«Как-то сложится наша жизнь с Омером?» — тревожно думала она, проходя мимо школы и глядя на окна, украшенные портретами Ататюрка, флагами с портретами Ататюрка и фонариками. Назлы вспомнилась Маниса и праздники ее детства. Тогда ее отец был центральной фигурой праздничной церемонии. Губернатор Мухтар-бей произносил речь, потом первые лица города поздравляли друг друга и не забывали погладить по головке дочку губернатора, одетую в красное платье и с белыми бантами в волосах. Мама не то насмешливо, не то печально улыбалась, прислушивалась к своим больным легким и мягко напоминала дочке, что нужно делать, а чего делать ни в коем случае не следует. Ататюрк, чьего визита тогда можно было ожидать в любой день, теперь болен, мама умерла. Назлы успела съездить в Стамбул, поучиться в университете и вернуться. Говорили, что Ататюрку уже не суждено поправиться. Вчера вечером папа сказал, что на стадионе зря готовятся к его приезду, и прибавил, что атмосфера этого праздника будет исполнена не столько радости, сколько страха и тревожного ожидания.
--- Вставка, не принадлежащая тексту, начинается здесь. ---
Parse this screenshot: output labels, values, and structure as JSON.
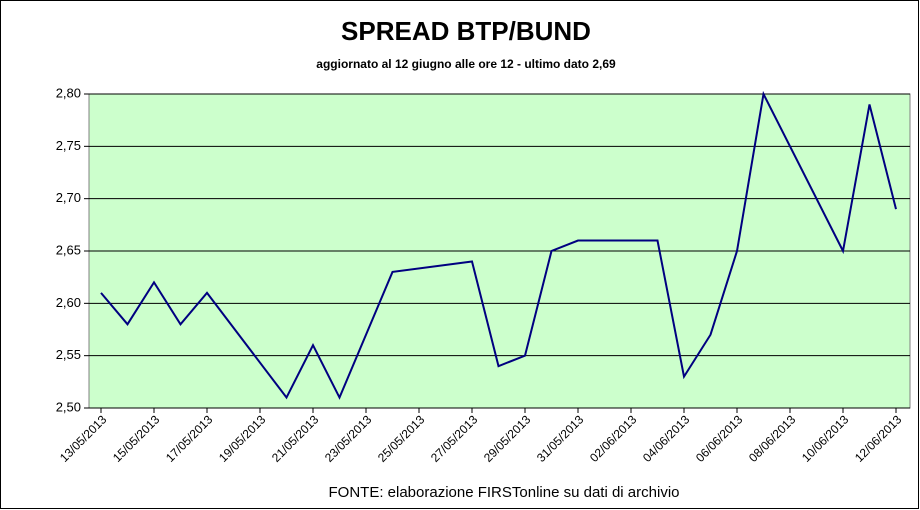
{
  "chart_data": {
    "type": "line",
    "title": "SPREAD  BTP/BUND",
    "subtitle": "aggiornato al 12 giugno alle ore 12 - ultimo dato 2,69",
    "source": "FONTE: elaborazione FIRSTonline su dati di archivio",
    "x": [
      "13/05/2013",
      "14/05/2013",
      "15/05/2013",
      "16/05/2013",
      "17/05/2013",
      "20/05/2013",
      "21/05/2013",
      "22/05/2013",
      "24/05/2013",
      "27/05/2013",
      "28/05/2013",
      "29/05/2013",
      "30/05/2013",
      "31/05/2013",
      "03/06/2013",
      "04/06/2013",
      "05/06/2013",
      "06/06/2013",
      "07/06/2013",
      "10/06/2013",
      "11/06/2013",
      "12/06/2013"
    ],
    "series": [
      {
        "color": "#000080",
        "values": [
          2.61,
          2.58,
          2.62,
          2.58,
          2.61,
          2.51,
          2.56,
          2.51,
          2.63,
          2.64,
          2.54,
          2.55,
          2.65,
          2.66,
          2.66,
          2.53,
          2.57,
          2.65,
          2.8,
          2.65,
          2.79,
          2.69
        ]
      }
    ],
    "xlim": [
      "13/05/2013",
      "12/06/2013"
    ],
    "xticks": [
      "13/05/2013",
      "15/05/2013",
      "17/05/2013",
      "19/05/2013",
      "21/05/2013",
      "23/05/2013",
      "25/05/2013",
      "27/05/2013",
      "29/05/2013",
      "31/05/2013",
      "02/06/2013",
      "04/06/2013",
      "06/06/2013",
      "08/06/2013",
      "10/06/2013",
      "12/06/2013"
    ],
    "ylim": [
      2.5,
      2.8
    ],
    "yticks": [
      {
        "value": 2.5,
        "label": "2,50"
      },
      {
        "value": 2.55,
        "label": "2,55"
      },
      {
        "value": 2.6,
        "label": "2,60"
      },
      {
        "value": 2.65,
        "label": "2,65"
      },
      {
        "value": 2.7,
        "label": "2,70"
      },
      {
        "value": 2.75,
        "label": "2,75"
      },
      {
        "value": 2.8,
        "label": "2,80"
      }
    ],
    "grid": true,
    "plot_background": "#ccffcc"
  }
}
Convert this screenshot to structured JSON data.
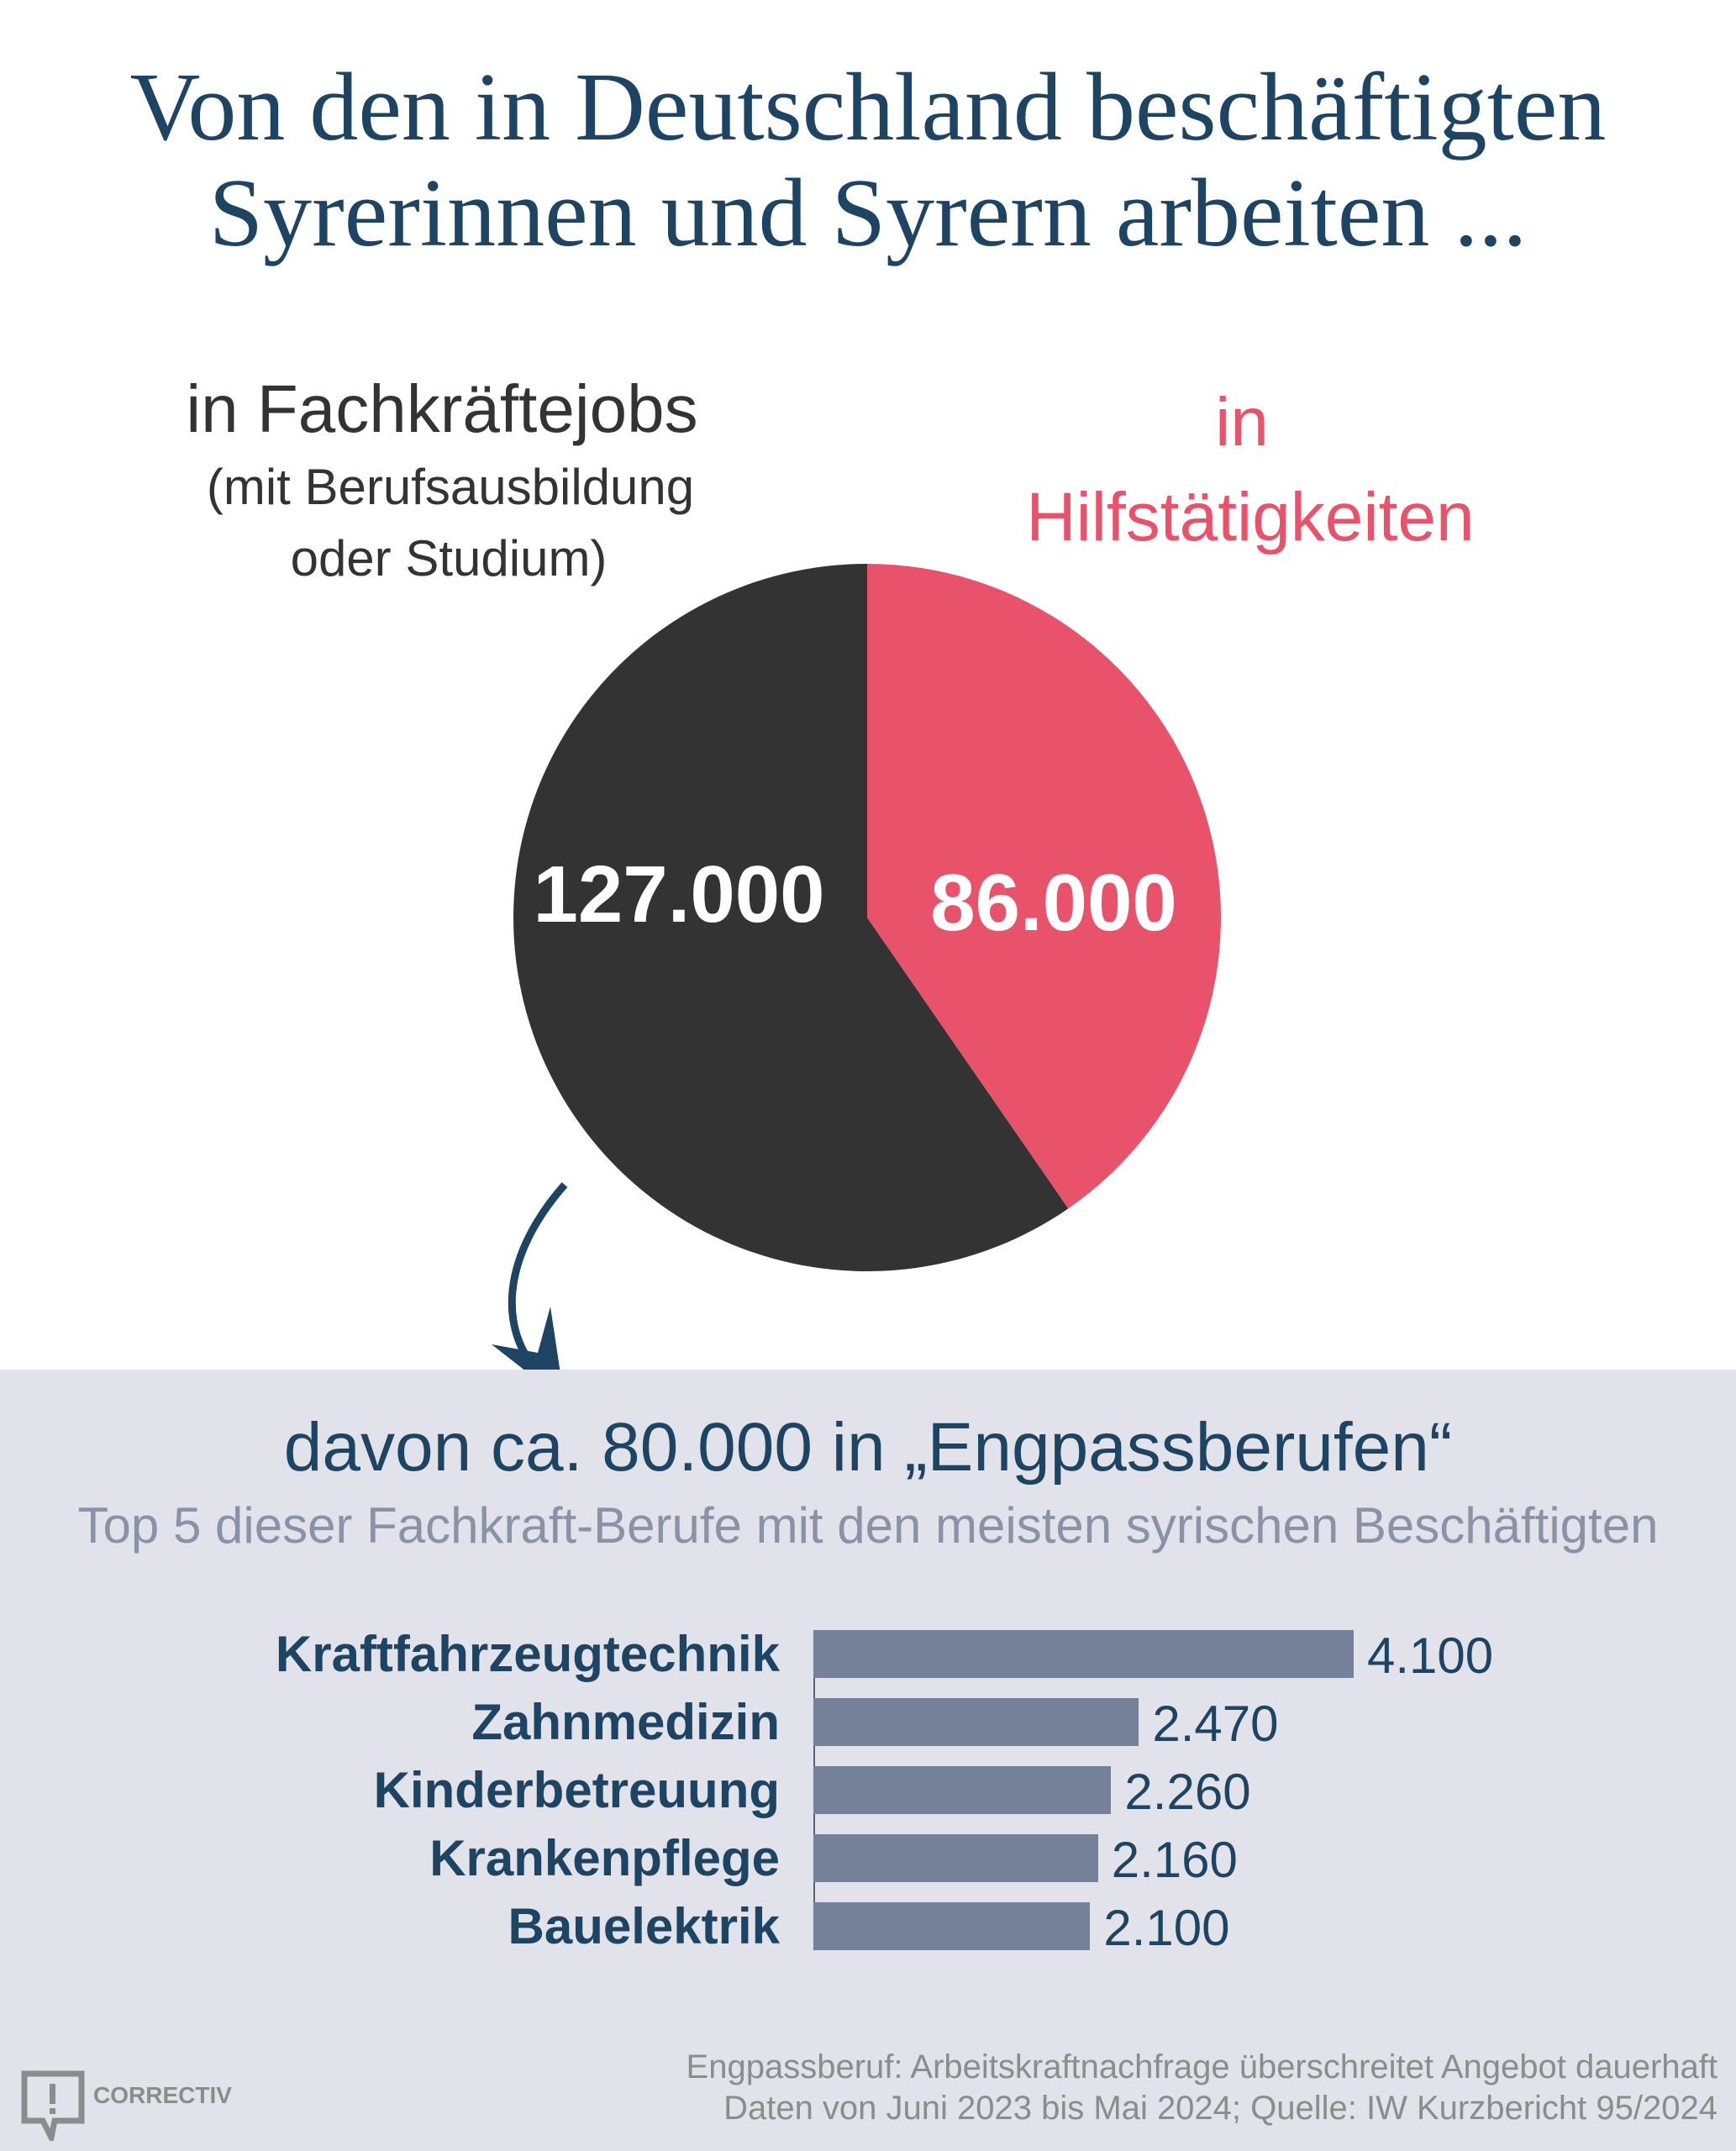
{
  "title": {
    "line1": "Von den in Deutschland beschäftigten",
    "line2": "Syrerinnen und Syrern arbeiten ..."
  },
  "colors": {
    "title": "#1d4462",
    "skilled": "#333333",
    "helper": "#e8526a",
    "bar": "#758199",
    "panel": "#e1e2ea"
  },
  "chart_data": [
    {
      "type": "pie",
      "slices": [
        {
          "name": "in Fachkräftejobs (mit Berufsausbildung oder Studium)",
          "value": 127000,
          "label": "127.000",
          "color": "#333333"
        },
        {
          "name": "in Hilfstätigkeiten",
          "value": 86000,
          "label": "86.000",
          "color": "#e8526a"
        }
      ],
      "labels": {
        "skilled_title": "in Fachkräftejobs",
        "skilled_sub1": "(mit Berufsausbildung",
        "skilled_sub2": "oder Studium)",
        "helper_line1": "in",
        "helper_line2": "Hilfstätigkeiten"
      }
    },
    {
      "type": "bar",
      "title": "davon ca. 80.000 in „Engpassberufen“",
      "subtitle": "Top 5 dieser Fachkraft-Berufe mit den meisten syrischen Beschäftigten",
      "orientation": "horizontal",
      "categories": [
        "Kraftfahrzeugtechnik",
        "Zahnmedizin",
        "Kinderbetreuung",
        "Krankenpflege",
        "Bauelektrik"
      ],
      "values": [
        4100,
        2470,
        2260,
        2160,
        2100
      ],
      "value_labels": [
        "4.100",
        "2.470",
        "2.260",
        "2.160",
        "2.100"
      ],
      "xlim": [
        0,
        4100
      ]
    }
  ],
  "footer": {
    "line1": "Engpassberuf: Arbeitskraftnachfrage überschreitet Angebot dauerhaft",
    "line2": "Daten von Juni 2023 bis Mai 2024; Quelle: IW Kurzbericht 95/2024",
    "logo": "CORRECTIV"
  }
}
В двадцать минут восьмого Назлы вышла на главный проспект. На проспекте уже были люди. Дворник подметал опавшие с молодых тонких деревьев листья, студент летного училища, словно стесняясь своей синей формы, перетаптывался с ноги на ногу у двери нового многоквартирного дома и чего-то ждал. Мужчина с ребенком за руку рассматривал лежащие на земле газеты, ребенок размахивал флажком. Все газеты были с шапкой: «Республике — пятнадцать лет!» «А мне — двадцать два года, — думала Назлы. — Скоро я выйду замуж. Когда?» Ей вспомнилось, какой хмурый вид был у Омера в последнее время. Омер приходил к ним домой, садился в кресло напротив венецианского пейзажа и смотрел на Назлы — и в то же время сквозь нее, в какую-то неведомую точку. Его нужно было вывести из задумчивости, но Назлы чаще всего никак не могла придумать, что бы такое ему сказать. Она никогда не считала себя глупой или неинтересной и была уверена, что в письмах, которые писала Омеру, представала вполне современной молодой девушкой. Дочь убежденного сторонника реформ, она имела мнение по каждому вопросу современной жизни. Не стеснительна. Может быть, не красавица, но точно и не дурнушка.
Чтобы избавиться от неприятных мыслей, Назлы быстро перешла на другую строну проспекта, туда, где на деревянном заборе вокруг строящегося дома были расклеены плакаты. Такие плакаты еще несколько дней назад появились по всему городу. На одном из них под надписью «Вместе с народом, во имя народа» была изображена женщина в платке с ребенком на руках. На другом — крестьянин в кепке и с графиком роста грамотности в руке на фоне толпы. «Успехи народного образования в республиканский период», — было написано на этом плакате. Назлы вспомнился Рефик. Его было жалко: сколько он работал над своим проектом, мечтал, что поможет родине сделать шаг вперед, — и уперся в стену непонимания. Мухтар-бей сводил Рефика с министрами, приглашал на обед некоторых своих коллег по меджлису только для того, чтобы познакомить с ним, но результат неизменно был один и тот же. И ведь, похоже, все, кроме самого Рефика, заранее знали, чем всё закончится. Больше всего Назлы удивляла именно наивность Рефика: как такой умный, образованный человек, инженер, может быть настолько оторван от реальности? «А что значит быть реалистом?» — спросила она себя. Отец называл реалистом Рефет-бея. Дядя Рефет оставил политику и занялся коммерцией. Перебрался в свой загородный дом в Кечиорене и, пока Мухтар-бей заседал в меджлисе, попивал вино у камина и играл в нарды. Своих старых друзей политиков он призывал «открыть глаза на реальность». Но отец не был реалистом. И Рефик, не видящий того, что заранее видно всем, тоже, конечно, никакой не реалист. А Омер? Он заработал много денег на строительстве железной дороги — реалист он или нет? Она начала было раздумывать об этом, но испугалась.